Training an Image Classification model from scratch requires setting millions of parameters, a ton of labeled training data and a vast amount of compute resources (hundreds of GPU hours). While not as effective as training a custom model from scratch, transfer learning allows you to shortcut this process by working with thousands of images vs. millions of labeled images and build a customized model fairly quickly (within an hour on a machine without a GPU). This tutorial scales that process down even further, using only a dozen training images.
And now, I found that Model Builder, also supports an Image Classification Scenario.
It follows the Model Builder standard workflow, starting with the selection of the scenario:
And then selecting a folder with the Images.
Important: Model Builder expects image data to be JPG or PNG files organized in folders that correspond to the categories of the classification.

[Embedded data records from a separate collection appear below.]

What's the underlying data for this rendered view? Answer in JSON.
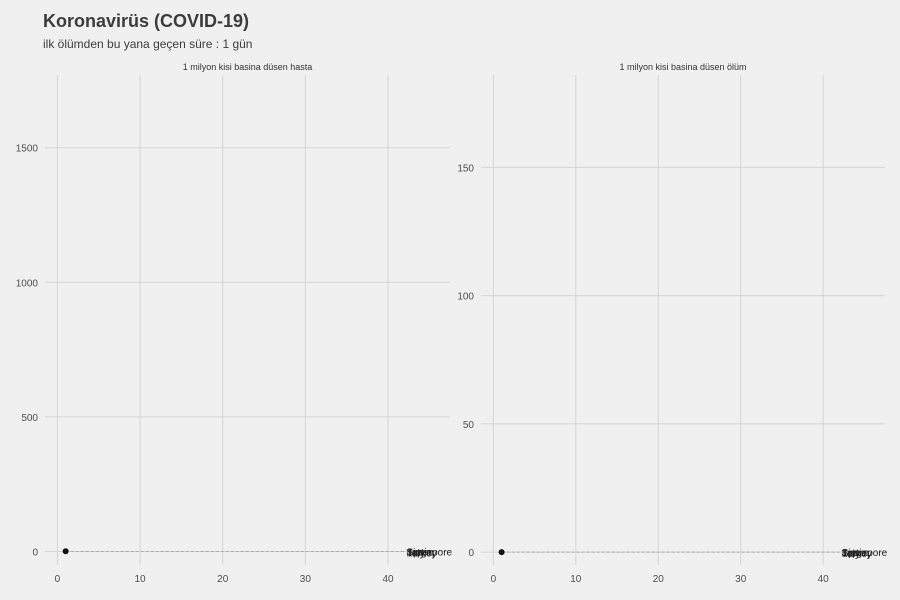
{
  "header": {
    "title": "Koronavirüs (COVID-19)",
    "subtitle": "ilk ölümden bu yana geçen süre : 1 gün"
  },
  "chart_data": [
    {
      "type": "scatter",
      "title": "1 milyon kisi basina düsen hasta",
      "xlabel": "",
      "ylabel": "",
      "xlim": [
        -1.5,
        47.5
      ],
      "ylim": [
        -50,
        1770
      ],
      "x_ticks": [
        0,
        10,
        20,
        30,
        40
      ],
      "y_ticks": [
        0,
        500,
        1000,
        1500
      ],
      "grid": true,
      "points": [
        {
          "x": 1,
          "y": 1
        }
      ],
      "baseline": {
        "x": [
          1,
          42
        ],
        "y": 0
      },
      "end_labels": [
        {
          "x": 42,
          "y": 0,
          "label": "Singapore"
        },
        {
          "x": 42,
          "y": 0,
          "label": "Italy"
        },
        {
          "x": 42,
          "y": 0,
          "label": "Spain"
        },
        {
          "x": 42,
          "y": 0,
          "label": "Turkey"
        },
        {
          "x": 42,
          "y": 0,
          "label": "Japan"
        }
      ]
    },
    {
      "type": "scatter",
      "title": "1 milyon kisi basina düsen ölüm",
      "xlabel": "",
      "ylabel": "",
      "xlim": [
        -1.5,
        47.5
      ],
      "ylim": [
        -5,
        186
      ],
      "x_ticks": [
        0,
        10,
        20,
        30,
        40
      ],
      "y_ticks": [
        0,
        50,
        100,
        150
      ],
      "grid": true,
      "points": [
        {
          "x": 1,
          "y": 0
        }
      ],
      "baseline": {
        "x": [
          1,
          42
        ],
        "y": 0
      },
      "end_labels": [
        {
          "x": 42,
          "y": 0,
          "label": "Singapore"
        },
        {
          "x": 42,
          "y": 0,
          "label": "Italy"
        },
        {
          "x": 42,
          "y": 0,
          "label": "Spain"
        },
        {
          "x": 42,
          "y": 0,
          "label": "Turkey"
        },
        {
          "x": 42,
          "y": 0,
          "label": "Japan"
        }
      ]
    }
  ]
}
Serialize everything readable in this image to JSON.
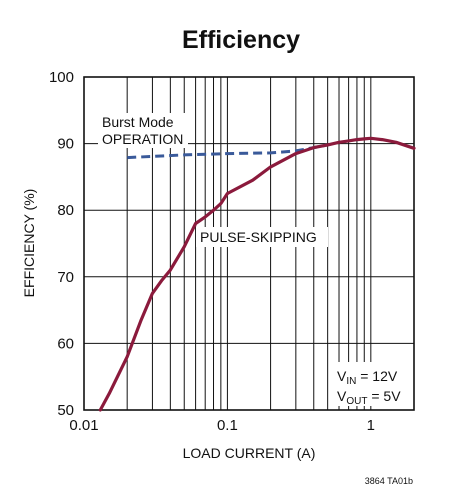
{
  "chart_data": {
    "type": "line",
    "title": "Efficiency",
    "xlabel": "LOAD CURRENT (A)",
    "ylabel": "EFFICIENCY (%)",
    "xscale": "log",
    "xlim": [
      0.01,
      2
    ],
    "ylim": [
      50,
      100
    ],
    "grid": true,
    "x_ticks": [
      0.01,
      0.1,
      1
    ],
    "x_tick_labels": [
      "0.01",
      "0.1",
      "1"
    ],
    "y_ticks": [
      50,
      60,
      70,
      80,
      90,
      100
    ],
    "y_tick_labels": [
      "50",
      "60",
      "70",
      "80",
      "90",
      "100"
    ],
    "colors": {
      "curve": "#8b1a3c",
      "burst": "#3a5a9a",
      "grid": "#111111"
    },
    "series": [
      {
        "label": "Burst Mode OPERATION",
        "style": "dashed",
        "x": [
          0.02,
          0.05,
          0.1,
          0.2,
          0.3,
          0.4,
          0.5
        ],
        "y": [
          87.9,
          88.3,
          88.5,
          88.6,
          88.9,
          89.4,
          89.8
        ]
      },
      {
        "label": "PULSE-SKIPPING",
        "style": "solid",
        "x": [
          0.013,
          0.015,
          0.02,
          0.025,
          0.03,
          0.035,
          0.04,
          0.05,
          0.06,
          0.07,
          0.08,
          0.09,
          0.1,
          0.15,
          0.2,
          0.3,
          0.4,
          0.5,
          0.6,
          0.7,
          0.8,
          0.9,
          1.0,
          1.2,
          1.5,
          2.0
        ],
        "y": [
          50.0,
          52.5,
          58.0,
          63.5,
          67.5,
          69.5,
          71.0,
          74.5,
          78.0,
          79.0,
          80.0,
          81.0,
          82.5,
          84.5,
          86.5,
          88.5,
          89.4,
          89.8,
          90.2,
          90.4,
          90.6,
          90.7,
          90.8,
          90.6,
          90.2,
          89.3
        ]
      }
    ],
    "annotations": {
      "burst_line1": "Burst Mode",
      "burst_line2": "OPERATION",
      "pulse": "PULSE-SKIPPING",
      "vin_prefix": "V",
      "vin_sub": "IN",
      "vin_value": " = 12V",
      "vout_prefix": "V",
      "vout_sub": "OUT",
      "vout_value": " = 5V"
    },
    "footer": "3864 TA01b"
  }
}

To load images into Model Builder, provide the path to a single top-level directory:
This top-level directory contains one subfolder for each of the categories to predict.
Each subfolder contains the image files belonging to its category.
Once the folder is selected, we can see a preview of the images and labels loaded from the folder.
For more information about how to organize images for this scenario, refer to Load training data into Model Builder.
And now we start the training process. This may take a while, depending on your hardware. I’m using the sample set of drawings that we used on the InsiderDev Tour, for Custom Vision. These are 24 drawings images, with 3 labels, and in a PC with a I7, 32GB of Ram and an SSD, the training process took a little longer than 2 minutes.
Once the training is complete, we have a decent accuracy in our model, so it’s time to test. Before Model Builder last step, we have the chance to test the model with some test images.
Using one of the images that I created at Ignite in Orlando, the trained model get’s a human with a 99% of accuracy.
And, the final step is to add the generated model and code to our project. I’ll write about how to use this generated code on the near future.